Across the United States, a profound shift is occurring within activist circles. Organisers from veteran campaigners to young protesters are carrying a weightier, clearer, and more spiritually charged conviction than witnessed in over three decades of social justice work. There is a growing consensus that the nation is confronting unmistakable evil in its public life.
The horrors unfolding both domestically and internationally have sharpened collective sight, creating a deep understanding that resistance must be morally unwavering and spiritually grounded to be effective.
The Unmasked Faces of Modern Evil
This spiritual argument begins with a straightforward conviction: movements must reclaim a moral vocabulary that names evil plainly. Dr Martin Luther King Jr. understood this principle when he identified poverty, racism, and materialism as the "triple evils" devastating the national conscience. Today, we face a similar moment where evil stands fully exposed for those with spiritual integrity to witness.
Three primary forces are driving this clarity: the situation in Gaza, the unmasking of American empire, and domestic militarised policing.
For two years, the world has watched the systematic slaughter of civilians in Gaza—an industrial-scale cruelty executed by one of Earth's most powerful militaries. The devastation has been permitted by the United States and carried out with American weapons, political cover, and immunity. Where once people debated settler colonial frameworks regarding Israel, today such discussions feel like historical artifacts. Israel's leadership has stripped away any pretense about Palestinian humanity, revealing what many now recognise as unvarnished, unapologetic evil that has permanently shaped a rising generation.
Meanwhile, social media feeds display the spectacle of an unmasked empire. The current administration boasts about overriding other nations' sovereignty while pushing policies echoing the darkest chapters of Western domination. The Secretary of Defense bears a crusader cross tattoo, and officials circulate memes casting the United States as Darth Vader on the world stage. The empire now openly declares itself without requiring sophisticated analysis to diagnose its sickness.
On American streets, a third force confronts citizens: a militarised domestic army funded at levels surpassing most global militaries. Agents swarm neighbourhoods with assault rifles, launch teargas into crowds, smash windows, arrest parents before their children, and force people into unmarked vehicles. This evil isn't hidden—it's filmed, livestreamed, and normalised as the new face of American empire's open embrace of domination and dehumanisation.
From Political Strategy to Spiritual Renewal
The Four Ds framework emerged as a strategic response to this authoritarian moment, charting a path from democratic decline to renewal through disrupting fear machinery, delegitimizing moral claims, generating defections from alliances, and developing alternative systems. While politically essential, this framework alone proves insufficient.
Movements require a complementary framework addressing the inner life of resistance—one demanding spiritual clarity and confronting evil without exempting ourselves from its shadow. This necessitates a language of collective repentance, known in Hebrew as Teshuvah and Arabic as Tawbah, both meaning to turn back to divine integrity and the moral centre abandoned when fear or complicity pull us away.

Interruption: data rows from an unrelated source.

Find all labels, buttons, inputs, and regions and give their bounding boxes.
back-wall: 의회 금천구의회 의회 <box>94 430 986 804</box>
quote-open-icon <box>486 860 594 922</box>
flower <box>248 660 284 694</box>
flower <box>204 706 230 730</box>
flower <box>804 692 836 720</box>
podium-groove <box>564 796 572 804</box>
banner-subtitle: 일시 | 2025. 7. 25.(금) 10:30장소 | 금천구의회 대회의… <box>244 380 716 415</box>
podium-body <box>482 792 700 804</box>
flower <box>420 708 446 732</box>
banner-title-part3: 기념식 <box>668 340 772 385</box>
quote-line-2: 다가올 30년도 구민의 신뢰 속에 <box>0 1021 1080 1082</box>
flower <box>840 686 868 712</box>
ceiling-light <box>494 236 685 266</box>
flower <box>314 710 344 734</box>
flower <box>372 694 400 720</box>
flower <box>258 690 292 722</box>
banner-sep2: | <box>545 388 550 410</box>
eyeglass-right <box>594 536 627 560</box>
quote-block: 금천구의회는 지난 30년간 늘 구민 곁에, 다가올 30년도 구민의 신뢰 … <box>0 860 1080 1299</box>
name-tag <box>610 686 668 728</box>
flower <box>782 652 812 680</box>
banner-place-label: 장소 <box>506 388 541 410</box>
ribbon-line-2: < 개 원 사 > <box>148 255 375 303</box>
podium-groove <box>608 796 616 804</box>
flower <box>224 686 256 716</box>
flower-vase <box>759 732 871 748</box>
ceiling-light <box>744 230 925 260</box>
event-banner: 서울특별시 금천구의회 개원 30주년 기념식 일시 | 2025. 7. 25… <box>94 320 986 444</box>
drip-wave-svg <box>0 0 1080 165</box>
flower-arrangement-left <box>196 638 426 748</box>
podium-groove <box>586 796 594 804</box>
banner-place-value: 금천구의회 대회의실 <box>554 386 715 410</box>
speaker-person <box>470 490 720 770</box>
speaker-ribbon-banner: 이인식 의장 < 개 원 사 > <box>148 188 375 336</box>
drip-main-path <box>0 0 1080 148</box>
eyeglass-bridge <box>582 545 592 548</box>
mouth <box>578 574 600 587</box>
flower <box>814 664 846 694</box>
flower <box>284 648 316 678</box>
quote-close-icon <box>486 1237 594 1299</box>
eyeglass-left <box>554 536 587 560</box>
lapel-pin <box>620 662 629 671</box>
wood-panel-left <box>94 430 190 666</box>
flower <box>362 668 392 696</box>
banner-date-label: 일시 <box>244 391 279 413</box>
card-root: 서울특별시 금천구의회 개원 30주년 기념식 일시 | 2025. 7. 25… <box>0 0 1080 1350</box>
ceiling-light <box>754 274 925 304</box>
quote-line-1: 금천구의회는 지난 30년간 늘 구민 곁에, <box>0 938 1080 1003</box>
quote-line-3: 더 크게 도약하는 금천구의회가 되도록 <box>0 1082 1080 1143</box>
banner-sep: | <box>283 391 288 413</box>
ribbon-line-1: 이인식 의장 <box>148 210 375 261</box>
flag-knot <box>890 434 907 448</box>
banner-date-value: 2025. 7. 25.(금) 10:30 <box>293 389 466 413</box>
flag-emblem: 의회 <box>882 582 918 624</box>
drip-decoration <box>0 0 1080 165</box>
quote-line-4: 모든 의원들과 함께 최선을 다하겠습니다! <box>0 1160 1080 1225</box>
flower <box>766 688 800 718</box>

The Four Ds find their spiritually rooted counterpart in the 4Rs, developed as a collective turning toward sacred renewal:
Resonance complements disruption. While disruption shakes domination structures through non-violent civil resistance, resonance rebuilds belonging bonds through music, testimony, sacred gatherings, and storytelling—turning protest into poetry and solidarity into song.
Reignite deepens delegitimization. Beyond exposing systemic corruption and moral bankruptcy, reigniting revives the moral and spiritual flame sustaining organising, multifaith mobilisations, and commitments to justice and mercy.
Reclamation follows defections. As system pillars crumble through moral awakenings, movements must reclaim the sacred centre by bringing forth ancestral traditions and resisting faith distortions long tied to oppressive regimes.
Radical Reimagination advances alternative development. This fourth R remembers that sacred traditions expand our sense of possibility, fueling cooperative economies, creative sanctuaries, and artistic interventions refusing to capitulate to evil.
The Hope of Collective Rising
What sustains hope in this dark moment is a quiet but undeniable truth: the prophetic stories carried by scholars, saints, sages, griots, and sacred storytellers remain vibrantly alive. Even amidst profound darkness, their beauty beats in hearts of people crossing all borders and boundaries to stand, walk, and organise together.
This collective rising, rooted in ancient wisdom and animated by new generations, confirms that a more just and merciful world is not only imaginable but already being born. For many, this represents more than political resistance—it's a movement toward revolutionary repentance, a Teshuvah and Tawbah to repair broken hearts, systems, and our world.